When I was young, there was what was called a ‘Water Organ’ at the annual fair in my village. This was an early version of the water fountain spectacle you see every hour outside the Bellagio in Las Vegas. It combines fountains with a light show.
One year there was a problem with the Water Organ since the water pressure was not constant. So sometimes the water sprayed straight up, as intended, while at other moments the nozzles sputtered water in all directions, safe upwards. In stead of a nice water ballet, it was a disaster. The lights worked fine, the nozzles worked as intended but the water pressure was not constant.

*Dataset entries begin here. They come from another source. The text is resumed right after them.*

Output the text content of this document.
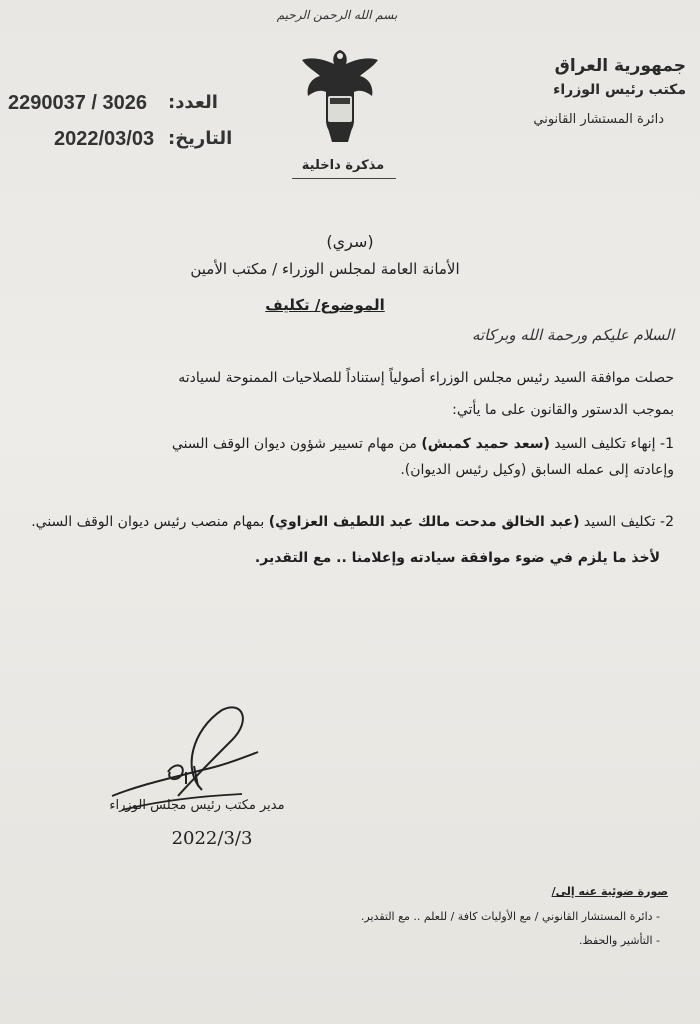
بسم الله الرحمن الرحيم
مذكرة داخلية
جمهورية العراق
مكتب رئيس الوزراء
دائرة المستشار القانوني
العدد:
2290037 / 3026
التاريخ:
2022/03/03
(سري)
الأمانة العامة لمجلس الوزراء / مكتب الأمين
الموضوع/ تكليف
السلام عليكم ورحمة الله وبركاته
حصلت موافقة السيد رئيس مجلس الوزراء أصولياً إستناداً للصلاحيات الممنوحة لسيادته
بموجب الدستور والقانون على ما يأتي:
1- إنهاء تكليف السيد (سعد حميد كمبش) من مهام تسيير شؤون ديوان الوقف السني
وإعادته إلى عمله السابق (وكيل رئيس الديوان).
2- تكليف السيد (عبد الخالق مدحت مالك عبد اللطيف العزاوي) بمهام منصب رئيس ديوان الوقف السني.
لأخذ ما يلزم في ضوء موافقة سيادته وإعلامنا .. مع التقدير.
مدير مكتب رئيس مجلس الوزراء
2022/3/3
صورة ضوئية عنه إلى/
- دائرة المستشار القانوني / مع الأوليات كافة / للعلم .. مع التقدير.
- التأشير والحفظ.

A d/a-converter is in essence a digitally controlled nozzle that varies the resistance, resulting in the desired current that is then converted to voltage. But if the water pressure - the voltage in of the power supply - is not constant, the resulting fountain height - the audio signal - can not completely be predicted. Now imagine that the water pressure was also used for other purposes, like some water spraying in the adjacent boat ride, then you would be sure the result can never be constant. This is exactly the case with DAC boards in computers, including the DAC+ Pro on the Raspberry Pi. What Scott had suggested was to connect the water source directly to the fountains so that anything else had to do with the water pressure that was left after the fountains. In DAC terms: I was going to connect the linear power supply directly to the DAC+ Pro board. I ordered some angled print headers and soldered one to the DAC+ Pro.
The matching connector and leads were soldered to an adaptor that connected to the SBooster 5 V 1.5A filtered power supply. It is generally advised to use a 2A power supply for the Raspberry Pi 2B but the SBooster supply has worked for a week now without any problem. I have drilled a hole in the side of my HiFiBerry case where the new power connector sticks out. A locking connector would have been nicer, but this will do.